Die Gewerkschaften sind unzufrieden mit dem Angebot für eine Lohnsteigerung im öffentlichen Dienst. Die Beschäftigten müssten sich aber klar machen, dass "schlichtweg nicht mehr Geld da" sei, sagt Manfred Hoffmann, der Hauptgeschäftsführer der kommunalen Arbeitgeberverbände.

Manfred Hoffmann im Gespräch mit Silvia Engels |
    Silvia Engels: Die zweite Welle der Warnstreiks im öffentlichen Dienst schwappt in diesen Tagen erneut durch das Bundesgebiet. Heute hat sie Berlin und Nordrhein-Westfalen erreicht. In ihrem Kampf um mehr Lohn legen die Beschäftigten den öffentlichen Nahverkehr, Kindertagesstätten und öffentliche Verwaltungen lahm.
    Die Arbeitgeber, sie bieten bislang 3,3 Prozent mehr Lohn, verteilt auf zwei Jahre, und wie die Arbeitnehmer dieses Angebot wahrnehmen, das rief vorgestern Detlef Athing von ver.di in Niedersachsen und Bremen den Streikenden zu.

    Detlef Athing: "Wenn man aber genau nachrechnet für die Laufzeit, Kolleginnen und Kollegen, 1,77 Prozent wäre dieses Angebot. Damit wäre die Preissteigerung von diesem Jahr noch nicht mal erreicht und vom nächsten Jahr schon gar nicht."

    Engels: Und am Telefon begrüße ich Manfred Hoffmann, er ist der Hauptgeschäftsführer der kommunalen Arbeitgeberverbände. Er ist in die Verhandlungen involviert. guten Morgen, Herr Hoffmann.

    Manfred Hoffmann: Guten Morgen, Frau Engels!

    Engels: 3,3 Prozent mehr Lohn, auf zwei Jahre verteilt, da sagen die Rechenkünstler der Gewerkschaft ver.di, nenne ich sie mal, wenn man das aufs Jahr runterrechnet, ist es noch nicht mal der Inflationsausgleich. Was sagen Sie dazu?

    Hoffmann: Frau Engels, Sie haben es ja schon angedeutet: Rechenkünste sind das. Wenn Sie sich anschauen, dass wir für die Monate März und April 200 Euro Einmalzahlung angeboten haben und danach 2,1 Prozent ab 1. Mai, dann kann man sofort sehen, das ist mehr als 1,7 Prozent. Das soll erhöht werden ab 1. März nächsten Jahres um weitere 1,2 Prozent, so dass die Erhöhung danach eine Größenordnung von 3,3 Prozent hat. Das ist Fakt.
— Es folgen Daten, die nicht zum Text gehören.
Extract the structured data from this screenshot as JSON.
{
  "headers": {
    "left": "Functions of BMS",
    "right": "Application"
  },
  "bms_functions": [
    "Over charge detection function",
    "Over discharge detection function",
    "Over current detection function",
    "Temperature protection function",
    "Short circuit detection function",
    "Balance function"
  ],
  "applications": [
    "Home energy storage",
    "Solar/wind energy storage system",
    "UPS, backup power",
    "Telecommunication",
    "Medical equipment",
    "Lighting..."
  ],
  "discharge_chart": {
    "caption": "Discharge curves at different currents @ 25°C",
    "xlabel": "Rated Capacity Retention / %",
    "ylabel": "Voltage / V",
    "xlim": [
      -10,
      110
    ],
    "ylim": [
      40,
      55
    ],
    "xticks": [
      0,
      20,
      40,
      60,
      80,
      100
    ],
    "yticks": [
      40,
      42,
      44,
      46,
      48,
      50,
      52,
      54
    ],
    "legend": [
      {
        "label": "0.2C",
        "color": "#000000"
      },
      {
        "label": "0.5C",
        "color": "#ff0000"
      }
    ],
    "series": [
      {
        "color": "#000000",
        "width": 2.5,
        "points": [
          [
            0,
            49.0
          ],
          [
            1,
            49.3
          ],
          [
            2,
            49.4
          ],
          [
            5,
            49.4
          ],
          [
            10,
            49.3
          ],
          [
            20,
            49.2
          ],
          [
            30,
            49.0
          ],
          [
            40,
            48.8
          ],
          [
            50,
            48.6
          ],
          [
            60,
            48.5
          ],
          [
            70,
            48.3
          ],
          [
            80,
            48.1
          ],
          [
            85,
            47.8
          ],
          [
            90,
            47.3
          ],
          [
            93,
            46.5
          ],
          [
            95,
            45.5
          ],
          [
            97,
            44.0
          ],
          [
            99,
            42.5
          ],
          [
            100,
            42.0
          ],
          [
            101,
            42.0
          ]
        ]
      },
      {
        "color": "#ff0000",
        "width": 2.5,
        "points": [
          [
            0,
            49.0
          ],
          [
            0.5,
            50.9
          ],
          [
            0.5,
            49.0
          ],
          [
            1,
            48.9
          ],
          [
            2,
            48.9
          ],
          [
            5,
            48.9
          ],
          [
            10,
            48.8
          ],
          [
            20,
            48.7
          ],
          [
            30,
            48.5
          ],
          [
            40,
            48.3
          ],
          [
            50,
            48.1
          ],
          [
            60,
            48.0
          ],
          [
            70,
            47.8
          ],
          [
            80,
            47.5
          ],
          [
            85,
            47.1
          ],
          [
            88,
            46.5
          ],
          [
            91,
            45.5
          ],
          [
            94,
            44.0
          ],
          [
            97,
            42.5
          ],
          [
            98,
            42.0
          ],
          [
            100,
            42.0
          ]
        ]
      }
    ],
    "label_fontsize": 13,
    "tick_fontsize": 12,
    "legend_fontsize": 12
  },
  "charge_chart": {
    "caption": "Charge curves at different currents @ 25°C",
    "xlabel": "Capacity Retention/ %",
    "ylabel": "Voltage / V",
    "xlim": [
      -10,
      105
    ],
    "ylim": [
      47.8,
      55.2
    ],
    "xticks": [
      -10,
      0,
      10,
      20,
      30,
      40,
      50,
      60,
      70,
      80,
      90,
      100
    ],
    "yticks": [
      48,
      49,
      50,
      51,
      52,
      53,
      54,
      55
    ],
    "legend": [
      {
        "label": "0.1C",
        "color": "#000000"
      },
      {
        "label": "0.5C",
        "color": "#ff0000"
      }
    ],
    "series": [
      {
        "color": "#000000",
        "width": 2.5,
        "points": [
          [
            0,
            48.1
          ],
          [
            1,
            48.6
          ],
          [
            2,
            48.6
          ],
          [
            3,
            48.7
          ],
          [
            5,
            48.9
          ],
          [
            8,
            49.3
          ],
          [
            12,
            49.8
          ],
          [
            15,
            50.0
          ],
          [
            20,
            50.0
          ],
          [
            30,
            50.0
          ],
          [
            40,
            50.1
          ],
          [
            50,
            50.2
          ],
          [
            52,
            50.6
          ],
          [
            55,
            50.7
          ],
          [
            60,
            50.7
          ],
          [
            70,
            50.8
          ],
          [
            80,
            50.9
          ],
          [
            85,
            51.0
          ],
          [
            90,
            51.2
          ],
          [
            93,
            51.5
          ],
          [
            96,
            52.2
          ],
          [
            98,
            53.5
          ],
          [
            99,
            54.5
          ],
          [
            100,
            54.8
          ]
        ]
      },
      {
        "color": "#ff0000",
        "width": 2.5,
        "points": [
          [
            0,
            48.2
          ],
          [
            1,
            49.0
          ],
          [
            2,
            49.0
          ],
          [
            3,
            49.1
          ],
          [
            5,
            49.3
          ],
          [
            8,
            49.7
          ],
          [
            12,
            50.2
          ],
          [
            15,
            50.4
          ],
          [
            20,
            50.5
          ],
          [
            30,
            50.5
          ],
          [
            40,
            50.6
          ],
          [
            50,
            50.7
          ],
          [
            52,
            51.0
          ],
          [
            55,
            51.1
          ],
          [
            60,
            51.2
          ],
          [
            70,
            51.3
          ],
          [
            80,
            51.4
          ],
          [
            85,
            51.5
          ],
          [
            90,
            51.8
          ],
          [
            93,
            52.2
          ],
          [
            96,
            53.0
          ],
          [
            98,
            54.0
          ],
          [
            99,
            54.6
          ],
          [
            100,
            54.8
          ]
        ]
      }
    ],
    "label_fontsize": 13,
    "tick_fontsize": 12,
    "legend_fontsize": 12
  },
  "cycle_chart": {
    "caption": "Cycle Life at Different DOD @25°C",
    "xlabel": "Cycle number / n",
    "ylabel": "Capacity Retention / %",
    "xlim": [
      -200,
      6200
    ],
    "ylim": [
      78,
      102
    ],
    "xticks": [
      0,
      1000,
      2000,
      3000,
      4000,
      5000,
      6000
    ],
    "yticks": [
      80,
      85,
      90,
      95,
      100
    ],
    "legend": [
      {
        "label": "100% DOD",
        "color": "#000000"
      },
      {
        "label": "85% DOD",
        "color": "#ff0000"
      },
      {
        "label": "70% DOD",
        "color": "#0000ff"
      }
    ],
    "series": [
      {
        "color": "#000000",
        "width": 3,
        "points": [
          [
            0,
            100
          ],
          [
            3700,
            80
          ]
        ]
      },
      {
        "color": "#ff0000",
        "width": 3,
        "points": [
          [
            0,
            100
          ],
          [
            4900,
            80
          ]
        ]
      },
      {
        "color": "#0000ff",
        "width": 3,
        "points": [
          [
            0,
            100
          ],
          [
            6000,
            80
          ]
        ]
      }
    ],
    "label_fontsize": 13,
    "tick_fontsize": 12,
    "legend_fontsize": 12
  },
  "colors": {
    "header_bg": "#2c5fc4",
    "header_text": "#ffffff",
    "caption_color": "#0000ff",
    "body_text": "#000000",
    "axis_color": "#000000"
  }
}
    Engels: Auf der anderen Seite ist aber doch Fakt, dass die erste Steigerung in der Tat unter der Inflationsentwicklung bleiben könnte, oder?

    Hoffmann: Das sehe ich nicht so. 2,1 Prozent, wie gesagt ergänzt um 200 Euro Einmalzahlung, ist als erstes Angebot, glaube ich, eine gute Größenordnung.

    Engels: Als erstes Angebot… Das heißt, Sie gehen durchaus noch einen Schritt weiter?

    Hoffmann: Wir werden kein weiteres Angebot vorlegen, sondern wir wollen am 28., 29. März zu einem Ergebnis kommen, und da macht es keinen Sinn, immer weitere Angebote vorzulegen, sondern wir wollen einen Abschluss, damit die Warnstreiks beendet werden.

    Engels: 6,5 Prozent mehr Lohn verlangt aber ver.di und die Arbeitgeber liegen bei 3,3 Prozent. Wie es aufgeschlüsselt ist, inklusive Einmalzahlung, haben Sie gerade erläutert. Das liegt aber sehr weit auseinander. Was macht Sie so optimistisch, sich zu einigen?

    Hoffmann: Also ich glaube, dass beide Seiten wissen, dass sie eine Verantwortung haben, die auf eine Einigung ausgerichtet sein muss, und wir haben von Anfang an unseren Einigungswillen bekundet. Wir hätten gerne in der ersten Runde ein Verhandlungsangebot abgegeben, das ist an der Höhe der Forderung gescheitert. Wir haben dann signalisiert, dass wir bereit sind, wie gesagt mit diesem ersten Angebot auf die Arbeitnehmerinnen und Arbeitnehmer zuzugehen. Das ist geschehen und wir müssen in der dritten Runde dann schließlich ein Ergebnis suchen.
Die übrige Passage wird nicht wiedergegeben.